On the face of it this should be worrying for Taiwan, whose armed forces are dwarfed by those on the mainland (see the infographic above).
Yet for all China’s bluster, invading Taiwan would make D-Day look like an afternoon regatta. As this analysis shows, Chinese forces would have to make it across a hundred mile stretch of sea and successfully invade a mountainous island that’s had seventy years to prepare. Given the hundreds of thousands of troops needed to make a success of it, a build-up to any invasion would also be easy to spot.
Far more likely would be for China to seize some of the outlying Taiwanese islands and see what happened next. Would, for instance, the US intervene?
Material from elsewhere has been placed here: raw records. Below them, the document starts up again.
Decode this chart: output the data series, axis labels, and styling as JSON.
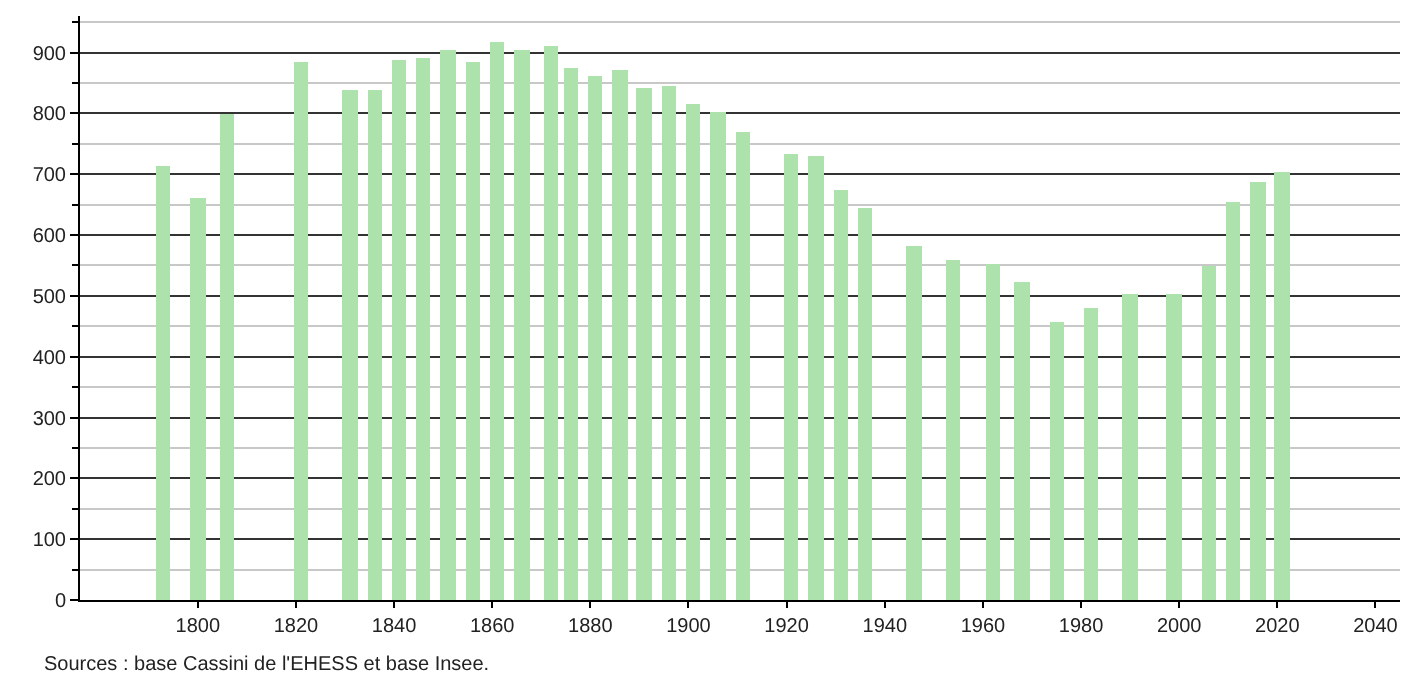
{
  "chart_data": {
    "type": "bar",
    "x": [
      1793,
      1800,
      1806,
      1821,
      1831,
      1836,
      1841,
      1846,
      1851,
      1856,
      1861,
      1866,
      1872,
      1876,
      1881,
      1886,
      1891,
      1896,
      1901,
      1906,
      1911,
      1921,
      1926,
      1931,
      1936,
      1946,
      1954,
      1962,
      1968,
      1975,
      1982,
      1990,
      1999,
      2006,
      2011,
      2016,
      2021
    ],
    "values": [
      715,
      660,
      800,
      885,
      838,
      838,
      887,
      890,
      903,
      884,
      917,
      903,
      910,
      874,
      861,
      870,
      841,
      844,
      815,
      801,
      769,
      733,
      729,
      673,
      644,
      581,
      558,
      552,
      522,
      457,
      480,
      503,
      503,
      549,
      654,
      687,
      703
    ],
    "color": "#ade2ad",
    "xlim": [
      1776,
      2045
    ],
    "xticks": [
      1800,
      1820,
      1840,
      1860,
      1880,
      1900,
      1920,
      1940,
      1960,
      1980,
      2000,
      2020,
      2040
    ],
    "ylim": [
      0,
      960
    ],
    "yticks": [
      0,
      100,
      200,
      300,
      400,
      500,
      600,
      700,
      800,
      900
    ],
    "grid": "y",
    "annotations": [
      "Sources : base Cassini de l'EHESS et base Insee."
    ]
  }
}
Whilst America doesn’t have a legal requirement to come to Taiwan’s aid, it has recently re-committed its support to the island nation, sentiments backed up by arms sales. If the US did want to fight on Taiwan’s behalf, then it has enough assets in the region (including submarines) to make it very tough indeed for a Chinese invasion force to even reach Taiwan, let alone conquer it.
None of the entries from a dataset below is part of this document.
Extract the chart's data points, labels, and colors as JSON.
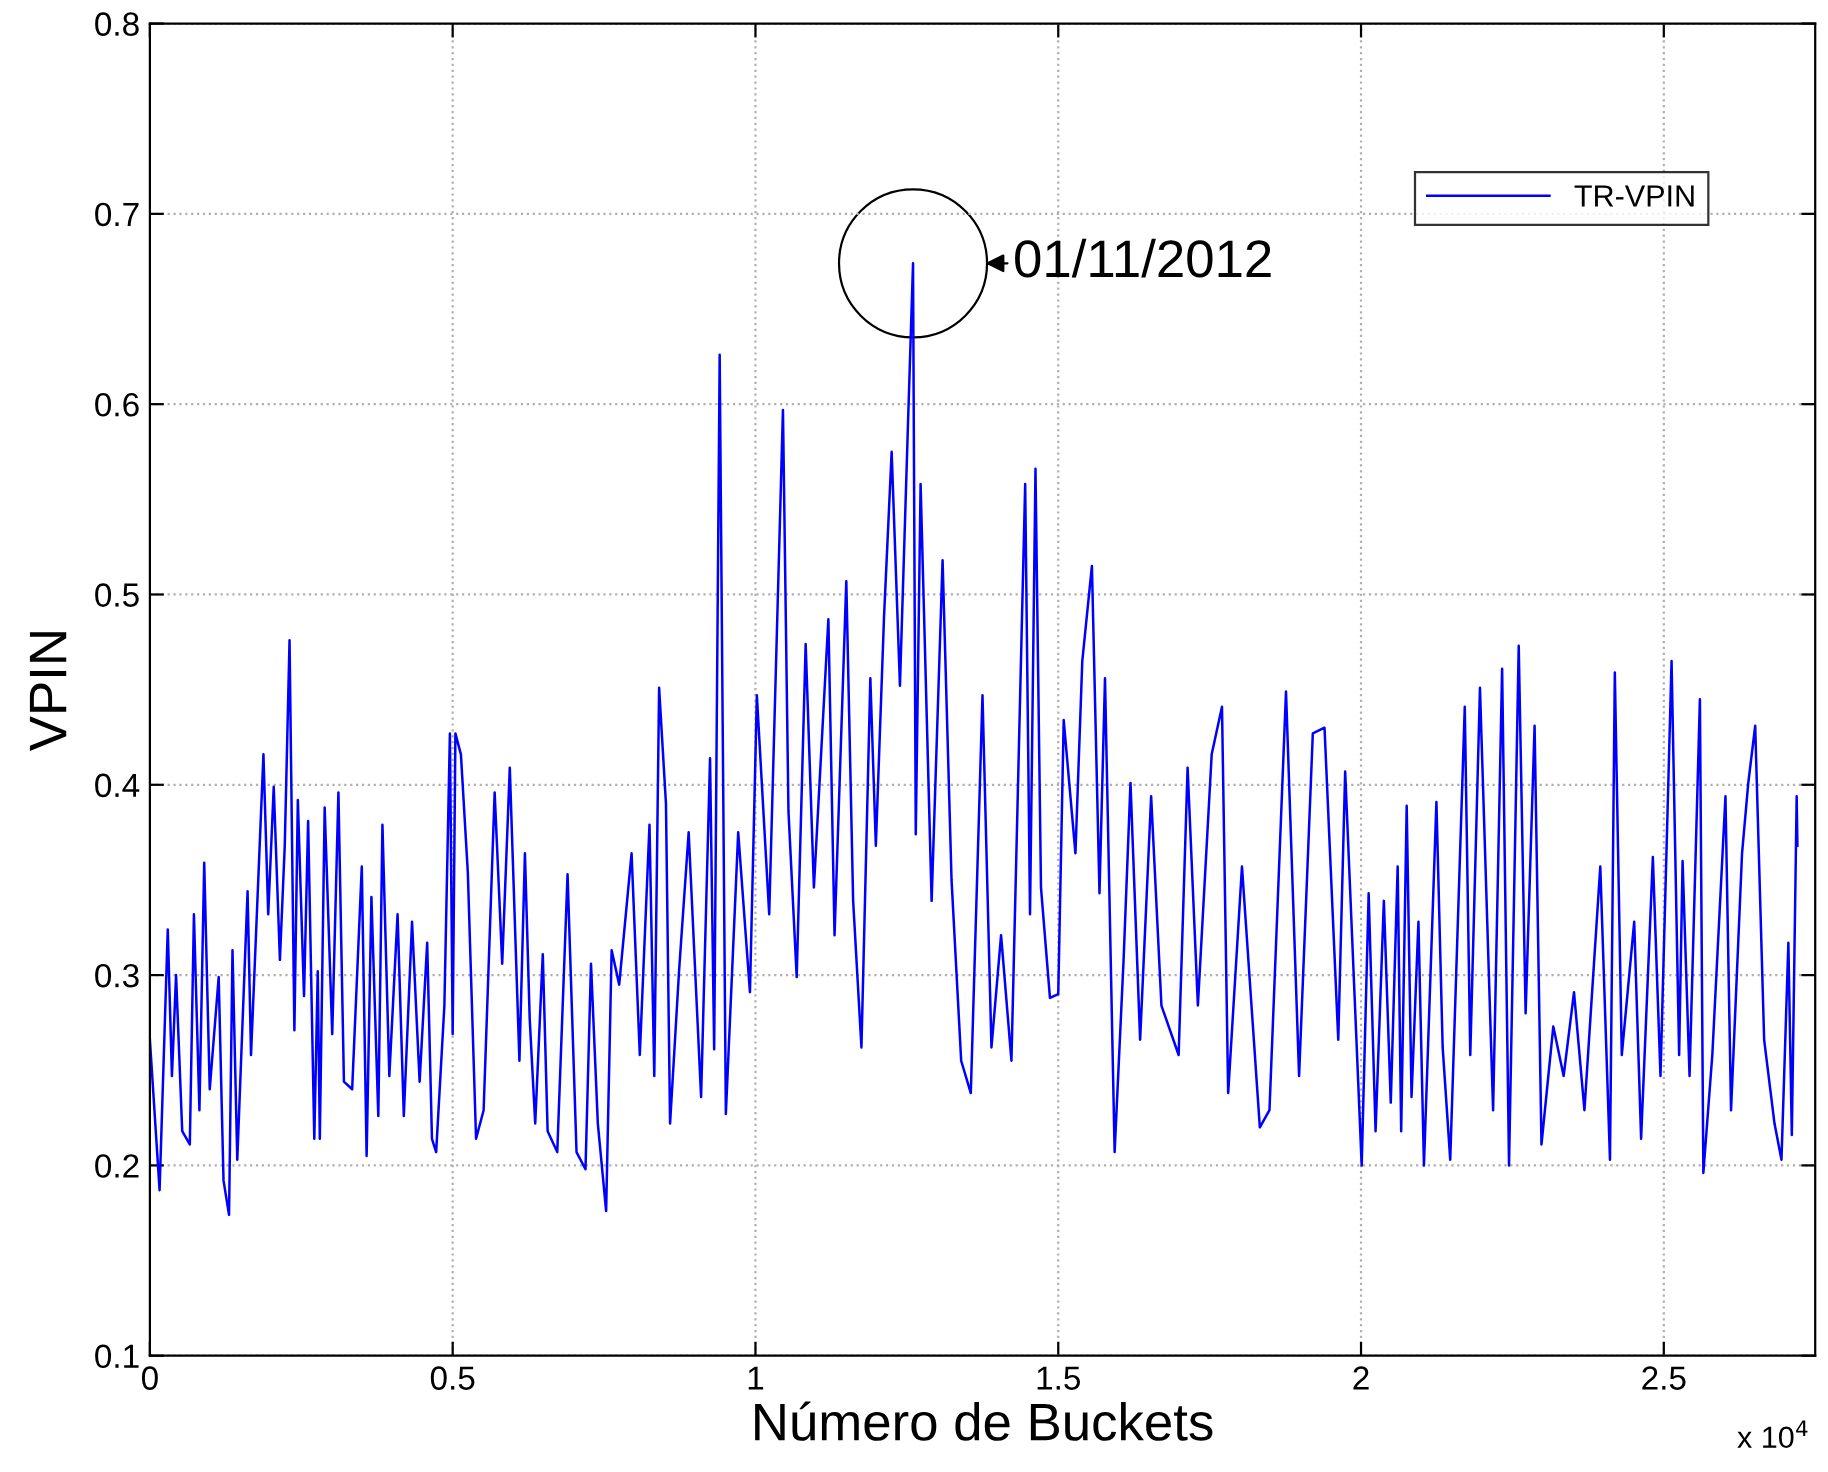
{
  "chart_data": {
    "type": "line",
    "xlabel": "Número de Buckets",
    "ylabel": "VPIN",
    "xlim": [
      0,
      2.75
    ],
    "ylim": [
      0.1,
      0.8
    ],
    "xticks": [
      0,
      0.5,
      1,
      1.5,
      2,
      2.5
    ],
    "yticks": [
      0.1,
      0.2,
      0.3,
      0.4,
      0.5,
      0.6,
      0.7,
      0.8
    ],
    "grid": true,
    "legend": "top right",
    "annotations": [
      "x 10$^{4}$",
      {
        "text": "01/11/2012",
        "x": 1.2602,
        "y": 0.674
      }
    ],
    "series": [
      {
        "name": "TR-VPIN",
        "color": "#0000ff",
        "x": [
          0,
          0.016,
          0.0295,
          0.0364,
          0.0432,
          0.0534,
          0.0659,
          0.0727,
          0.0818,
          0.0897,
          0.0988,
          0.1136,
          0.1216,
          0.1307,
          0.1364,
          0.1443,
          0.1613,
          0.167,
          0.1875,
          0.1954,
          0.2045,
          0.2147,
          0.2227,
          0.2306,
          0.2386,
          0.2443,
          0.2545,
          0.2613,
          0.2715,
          0.2772,
          0.2806,
          0.2886,
          0.3011,
          0.3113,
          0.3204,
          0.334,
          0.3499,
          0.3579,
          0.3658,
          0.3772,
          0.384,
          0.3954,
          0.409,
          0.4193,
          0.4329,
          0.4454,
          0.4579,
          0.4658,
          0.4727,
          0.4863,
          0.4954,
          0.5,
          0.5045,
          0.5136,
          0.525,
          0.5386,
          0.5511,
          0.5693,
          0.5818,
          0.5943,
          0.6102,
          0.6193,
          0.6272,
          0.6363,
          0.6488,
          0.6568,
          0.6727,
          0.6897,
          0.7045,
          0.7193,
          0.7284,
          0.7397,
          0.7534,
          0.7625,
          0.775,
          0.7954,
          0.809,
          0.825,
          0.8329,
          0.8409,
          0.8522,
          0.859,
          0.8738,
          0.8897,
          0.9102,
          0.925,
          0.9318,
          0.9409,
          0.9511,
          0.9715,
          0.9909,
          1.0023,
          1.0227,
          1.0454,
          1.0545,
          1.0681,
          1.0829,
          1.0965,
          1.1204,
          1.1306,
          1.15,
          1.1613,
          1.175,
          1.1897,
          1.1988,
          1.2124,
          1.2249,
          1.2386,
          1.2522,
          1.2602,
          1.2647,
          1.2727,
          1.2909,
          1.309,
          1.3238,
          1.3397,
          1.3556,
          1.3749,
          1.3897,
          1.4056,
          1.4227,
          1.4454,
          1.4534,
          1.4624,
          1.4715,
          1.4863,
          1.5,
          1.509,
          1.5284,
          1.5397,
          1.5556,
          1.5681,
          1.5772,
          1.5931,
          1.6079,
          1.6193,
          1.6352,
          1.6534,
          1.6704,
          1.6988,
          1.7136,
          1.7306,
          1.7534,
          1.7704,
          1.7806,
          1.8034,
          1.8329,
          1.8488,
          1.8761,
          1.8977,
          1.9204,
          1.9397,
          1.9624,
          1.9738,
          2.0011,
          2.0126,
          2.024,
          2.0377,
          2.0491,
          2.0605,
          2.0663,
          2.0754,
          2.0834,
          2.0948,
          2.1039,
          2.1245,
          2.1348,
          2.1473,
          2.1713,
          2.1804,
          2.1964,
          2.2181,
          2.233,
          2.2444,
          2.2604,
          2.2718,
          2.2866,
          2.298,
          2.3175,
          2.3346,
          2.3517,
          2.3689,
          2.3951,
          2.4111,
          2.4191,
          2.4306,
          2.4511,
          2.4625,
          2.4819,
          2.4945,
          2.5128,
          2.5253,
          2.531,
          2.5425,
          2.5596,
          2.5653,
          2.5801,
          2.6018,
          2.611,
          2.6292,
          2.6395,
          2.6509,
          2.6657,
          2.6828,
          2.6943,
          2.7057,
          2.7114,
          2.7194,
          2.7206
        ],
        "values": [
          0.266,
          0.187,
          0.324,
          0.247,
          0.3,
          0.218,
          0.211,
          0.332,
          0.229,
          0.359,
          0.24,
          0.299,
          0.192,
          0.174,
          0.313,
          0.203,
          0.344,
          0.258,
          0.416,
          0.332,
          0.399,
          0.308,
          0.368,
          0.476,
          0.271,
          0.392,
          0.289,
          0.381,
          0.214,
          0.302,
          0.214,
          0.388,
          0.269,
          0.396,
          0.244,
          0.24,
          0.357,
          0.205,
          0.341,
          0.226,
          0.379,
          0.247,
          0.332,
          0.226,
          0.328,
          0.244,
          0.317,
          0.214,
          0.207,
          0.284,
          0.427,
          0.269,
          0.427,
          0.416,
          0.354,
          0.214,
          0.229,
          0.396,
          0.306,
          0.409,
          0.255,
          0.364,
          0.277,
          0.222,
          0.311,
          0.218,
          0.207,
          0.353,
          0.207,
          0.198,
          0.306,
          0.222,
          0.176,
          0.313,
          0.295,
          0.364,
          0.258,
          0.379,
          0.247,
          0.451,
          0.39,
          0.222,
          0.302,
          0.375,
          0.236,
          0.414,
          0.261,
          0.626,
          0.227,
          0.375,
          0.291,
          0.447,
          0.332,
          0.597,
          0.386,
          0.299,
          0.474,
          0.346,
          0.487,
          0.321,
          0.507,
          0.339,
          0.262,
          0.456,
          0.368,
          0.489,
          0.575,
          0.452,
          0.593,
          0.674,
          0.374,
          0.558,
          0.339,
          0.518,
          0.35,
          0.255,
          0.238,
          0.447,
          0.262,
          0.321,
          0.255,
          0.558,
          0.332,
          0.566,
          0.346,
          0.288,
          0.29,
          0.434,
          0.364,
          0.465,
          0.515,
          0.343,
          0.456,
          0.207,
          0.308,
          0.401,
          0.266,
          0.394,
          0.284,
          0.258,
          0.409,
          0.284,
          0.416,
          0.441,
          0.238,
          0.357,
          0.22,
          0.229,
          0.449,
          0.247,
          0.427,
          0.43,
          0.266,
          0.407,
          0.2,
          0.343,
          0.218,
          0.339,
          0.233,
          0.357,
          0.218,
          0.389,
          0.236,
          0.328,
          0.2,
          0.391,
          0.262,
          0.203,
          0.441,
          0.258,
          0.451,
          0.229,
          0.461,
          0.2,
          0.473,
          0.28,
          0.431,
          0.211,
          0.273,
          0.247,
          0.291,
          0.229,
          0.357,
          0.203,
          0.459,
          0.258,
          0.328,
          0.214,
          0.362,
          0.247,
          0.465,
          0.258,
          0.36,
          0.247,
          0.445,
          0.196,
          0.258,
          0.394,
          0.229,
          0.364,
          0.401,
          0.431,
          0.266,
          0.222,
          0.203,
          0.317,
          0.216,
          0.394,
          0.368
        ]
      }
    ]
  }
}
Whether the PLA is able to launch a full invasion of a Taiwan under US protection is hard to tell. What is for sure is that Beijing is investing in its armed forces to signal its ability to try, and that may be enough to persuade future American Presidents that Taiwan isn’t worth the effort. As Sun Tzu once said, “The supreme art of war is to subdue the enemy without fighting.”
Avoiding a war would be handy for China given the questions over its military proficiency. Almost all the China watchers that I have spoken to agree that the PLA is not yet strong enough to challenge America and its allies in open warfare. Years of combat inactivity take a long time to correct, especially against Western forces that have been more at constant war for decades in various parts of the world. Their equipment also heavily lags behind in capability, despite years of investment: a third of China’s fighters are second generation planes, which were phased out by the US years ago.
This is not to say there might not be skirmishes between the two sides. US and Chinese forces have already clashed in the past (like the spy plane incident of 2001), and with a lack of naval protocols in the South China Sea, there may be more to come. A Chinese vessel ramming a Western naval ship is not an unimaginable scenario, and something to consider for those countries intent on performing Freedom of Navigation patrols there, like the UK and Australia.
However, the one realistic location for actual war to start is around Taiwan. With Beijing having put so much store into reuniting the two sides of the Straits, it is hard to see how there won’t be a military push to retake the island if diplomacy breaks down. If China does invade, then all eyes will be on America and its allies to see how they respond.
Until such a day, however, it is more than likely that the only US-Chinese combat on display will be on intellectual property-defying propaganda videos.